I mean, how could you not get mixed into it? I was a new mom who spent all of maternity leave living through social media simply because we couldn’t leave the house (thanks Corona.) I spent my tired hours scrolling through these picture perfect moments that Instagram moms were posting on their feed. All of them with their plants, and fun quarantine crafts, and fat babies who had wardrobes nicer than mine. I awed at nurseries that were so particularly put together down to the knobs on the dressers. I envied the mothers who had babies that slept quietly through the night for 11 hours, or the babies who seemed to hit milestone after milestone, all while my baby was still crying in my ear.

Remember that social media is a HIGHLIGHT REEL, so all you see is the picture perfect snapshot

I want to preface with the fact that I absolutely love Maverick and everything that he does puts me in awe, from him holding his binky to him halfway rolling over. Even though I didn’t ever want to think that I would doubt Maverick’s ability to just be a baby, I kind of was in a way. I was comparing him to all of these babies that had different circumstances than him, different goals than him, different everything from him. I know how hard it is to be the child that hears their parent say, “look at your auntie so & so’s kid, they do XYZ. You should do XYZ.” I never liked that. I hated being compared to other kids.

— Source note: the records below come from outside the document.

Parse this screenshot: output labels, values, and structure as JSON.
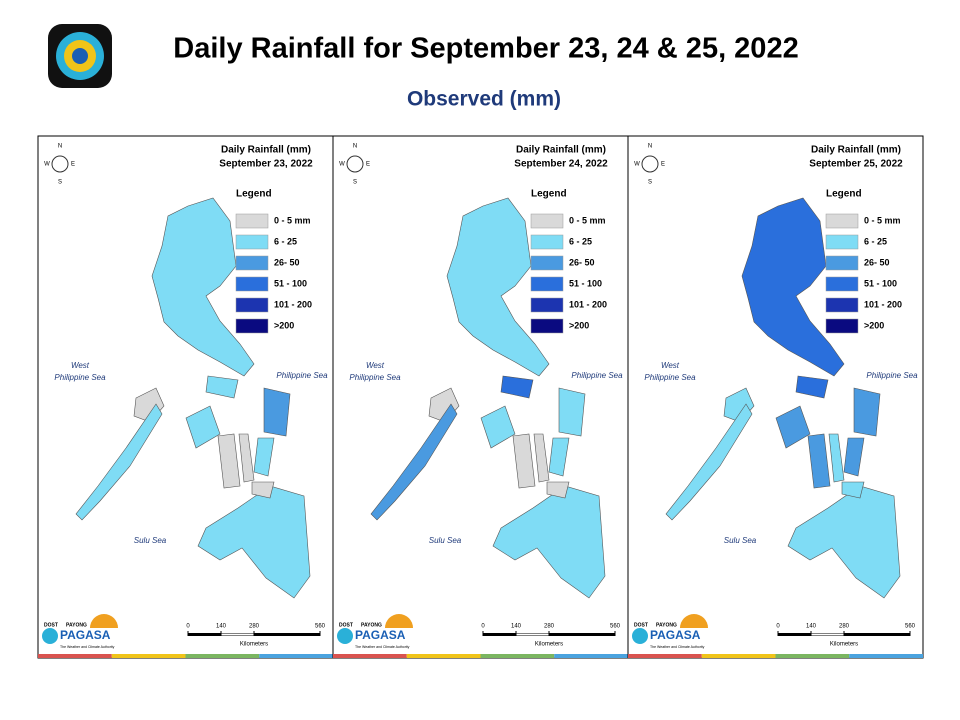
{
  "header": {
    "title": "Daily Rainfall for September 23, 24 & 25, 2022",
    "subtitle": "Observed (mm)"
  },
  "panels": [
    {
      "heading": "Daily Rainfall (mm)",
      "date": "September 23, 2022"
    },
    {
      "heading": "Daily Rainfall (mm)",
      "date": "September 24, 2022"
    },
    {
      "heading": "Daily Rainfall (mm)",
      "date": "September 25, 2022"
    }
  ],
  "legend": {
    "title": "Legend",
    "items": [
      {
        "label": "0 - 5 mm",
        "color": "#d9d9d9"
      },
      {
        "label": "6 - 25",
        "color": "#7fdcf5"
      },
      {
        "label": "26- 50",
        "color": "#4a9ae0"
      },
      {
        "label": "51 - 100",
        "color": "#2a6fdc"
      },
      {
        "label": "101 - 200",
        "color": "#1c34b0"
      },
      {
        "label": ">200",
        "color": "#0a0a80"
      }
    ]
  },
  "seas": {
    "west": [
      "West",
      "Philippine Sea"
    ],
    "east": "Philippine Sea",
    "sulu": "Sulu Sea"
  },
  "compass": [
    "N",
    "E",
    "S",
    "W"
  ],
  "scale": {
    "ticks": [
      0,
      140,
      280,
      560
    ],
    "unit": "Kilometers"
  },
  "logo": {
    "dost": "DOST",
    "payong": "PAYONG",
    "name": "PAGASA",
    "tagline": "The Weather and Climate Authority"
  }
}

I low key was doubting the ability of myself to perform as a mother, and in a way, doubting my son’s ability to just… grow

But the point is, if I already know that it sucks being on that side, the last thing I want to do is put Maverick in that same position. I expressed my concerns to Sean one night, and he just kept rambling off all the things that Maverick could do. He could throw his binky clear across the room. He could hold his big head up without our help. He smiles and he laughs whenever we’re in front of him dancing and tickling him. All the things that I love, but for some reason was discrediting.

Maverick may not sleep through the night yet. He hates tummy time with a burning inferno passion, and he absolutely refuses to roll back over once he’s on his tummy. He will cry to high heaven until we pick him up from his Mamaroo. But he sings along with nursery rhymes, he blinks away water without being afraid, and he nurses like a freaking champ to fill in all his baby rolls.

As for me, I may not get to spend every waking moment with him because I am a working momma that works long days. I may have half of my husband’s storage in Maverick’s room still. And I already regret missing out on all the photo and video opportunities with Maverick’s “first XYZ”. But my baby is giddy to see me walk through the door from work or when he wakes up in the morning and I’m the first person he sees. And that’s what matters to me.